Does the End Justify the Means? – part 2

Does the End Justify the Means? – part 2

In “Does the End Justify the Means: part 1” we saw in 1_Samuel 24 that David had the chance to kill Saul and take the throne.  God had anointed him as king, so he would certainly take the throne at some stage.  Saul had been trying to kill David.  Now Saul was handed to David on a platter.  Should he not kill him and take the throne?

David did not kill Saul.  He was conscience-stricken and refrained (1 Sam 24:5-6).  However I think he was not entirely clear on why this was wrong.  But in the next chapter, in a seemingly unrelated incident, the foolish Nabal, a wealthy cattle baron, refused to share his good fortune with David and his men, even after David’s men had protected him.  David was furious at this slap in the face and took his men with him to attack Nabal.  However Nabal’s wife Abigail, knowing the wrong her husband had done, went to David to appease him.  Her speech is all important (1 Samuel 25:26-31):

Now then, my lord, as the Lord lives, and as your soul lives, because the Lord has restrained you from bloodguilt and from saving with your own hand, now then let your enemies and those who seek to do evil to my lord be as Nabal.  …  For the Lord will certainly make my lord a sure house, because my lord is fighting the battles of the Lord, and evil shall not be found in you so long as you live.  If men rise up to pursue you and to seek your life, the life of my lord shall be bound in the bundle of the living in the care of the Lord your God. And the lives of your enemies he shall sling out as from the hollow of a sling.  And when the Lord has done to my lord according to all the good that he has spoken concerning you and has appointed you prince over Israel,  my lord shall have no cause of grief or pangs of conscience for having shed blood without cause or for my lord taking vengeance himself.

Shortly afterwards Nabal died (1 Sam 25:38-39).  David learned the lesson well.  God would make him king, but in his own time.  David was not to do wrong himself by taking the throne with bloodshed.  The end did not justify the means.

The following chapter (1 Sam 26) shows that David has clearly learned this lesson.  A second time he has the opportunity to kill Saul.  However this time he says (1 Samuel 26:9-11):

“But David said to Abishai, “Do not destroy him, for who can put out his hand against the Lord’s anointed and be guiltless?”  And David said, “As the Lord lives, the Lord will strike him, or his day will come to die, or he will go down into battle and perish.  The Lord forbid that I should put out my hand against the Lord’s anointed.”
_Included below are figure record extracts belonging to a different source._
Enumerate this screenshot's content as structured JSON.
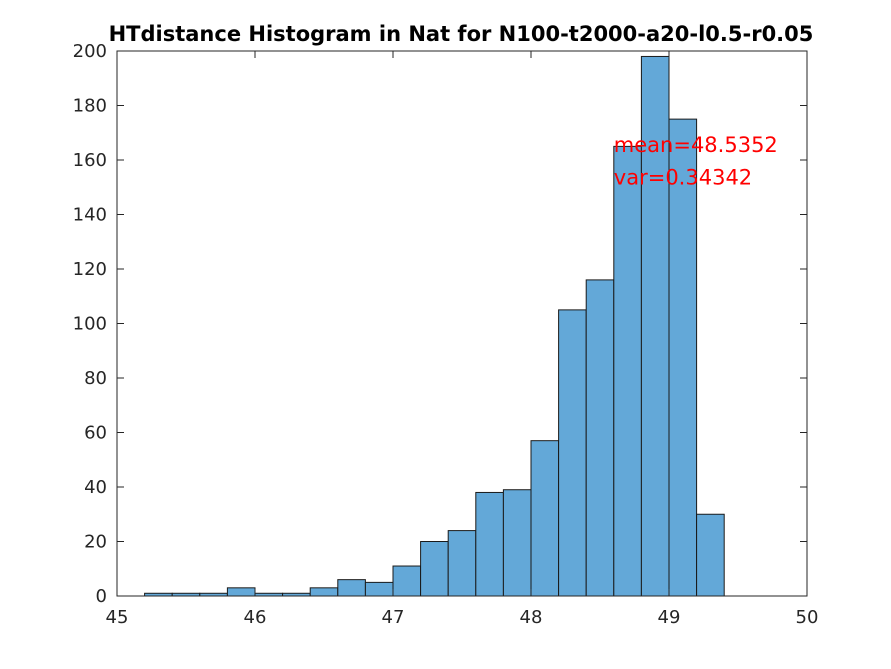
{
  "chart_data": {
    "type": "bar",
    "title": "HTdistance Histogram in Nat for N100-t2000-a20-l0.5-r0.05",
    "xlabel": "",
    "ylabel": "",
    "xlim": [
      45,
      50
    ],
    "ylim": [
      0,
      200
    ],
    "x_ticks": [
      45,
      46,
      47,
      48,
      49,
      50
    ],
    "y_ticks": [
      0,
      20,
      40,
      60,
      80,
      100,
      120,
      140,
      160,
      180,
      200
    ],
    "bin_width": 0.2,
    "bin_starts": [
      45.2,
      45.4,
      45.6,
      45.8,
      46.0,
      46.2,
      46.4,
      46.6,
      46.8,
      47.0,
      47.2,
      47.4,
      47.6,
      47.8,
      48.0,
      48.2,
      48.4,
      48.6,
      48.8,
      49.0,
      49.2
    ],
    "values": [
      1,
      1,
      1,
      3,
      1,
      1,
      3,
      6,
      5,
      11,
      20,
      24,
      38,
      39,
      57,
      105,
      116,
      165,
      198,
      175,
      30
    ],
    "bar_color": "#63a8d8",
    "grid": false,
    "annotations": [
      {
        "text": "mean=48.5352",
        "x": 48.6,
        "y": 163
      },
      {
        "text": "var=0.34342",
        "x": 48.6,
        "y": 151
      }
    ]
  }
}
1 Samuel finishes in exactly this way: Saul died in battle.  When we come to 2 Samuel the opening chapters make it clear that although there was bloodshed involved in David taking the throne, none of it was David’s doing.  Saul’s general Abner is murdered by David’s general Joab (2 Sam 3), but completely against David’s will.  Saul’s son Ish-bosheth is murdered by two scoundrels, who think that this will please David (2 Sam 4), but David has them punished.  2 Samuel 1-4 makes a clear point that David would not take his throne in the wrong way.

Many of the psalms were written during this period of David’s suffering (eg Psalms 52, 54, 57, etc).  These psalms speak of the suffering of God’s anointed.  For before David could take his throne as Messiah he would suffer and learn to trust in God.  Isaiah 53 about the suffering servant almost seems to be a meditation on this period of David’s life.  The servant of the Lord, like Joseph, like David, would suffer before entering his glory.  Of course Jesus taught the disciples that this was ultimately fulfilled in him (Luke 24:25-27).  Although he could have called down 12 legions of angels to defend him (Matt 26:53), he trusted his Father and suffered even death on a cross in obedience to God.  He would not take his throne, through force, in the wrong way.

The ends do not justify the means.  God is sovereign.  He will achieve his ends.  We must trust him and obey him in reaching the right ends he has set before us.  For example, we know we must share the gospel and that only by trusting in Jesus can anyone be saved (Acts 4:12).  However we also know we must not use wrong means to do this (2 Cor 4:2):

But we have renounced disgraceful, underhanded ways. We refuse to practice cunning or to tamper with God’s word, but by the open statement of the truth we would commend ourselves to everyone’s conscience in the sight of God.”

In our world, in our ministries, in our lives, the ends never justify the means.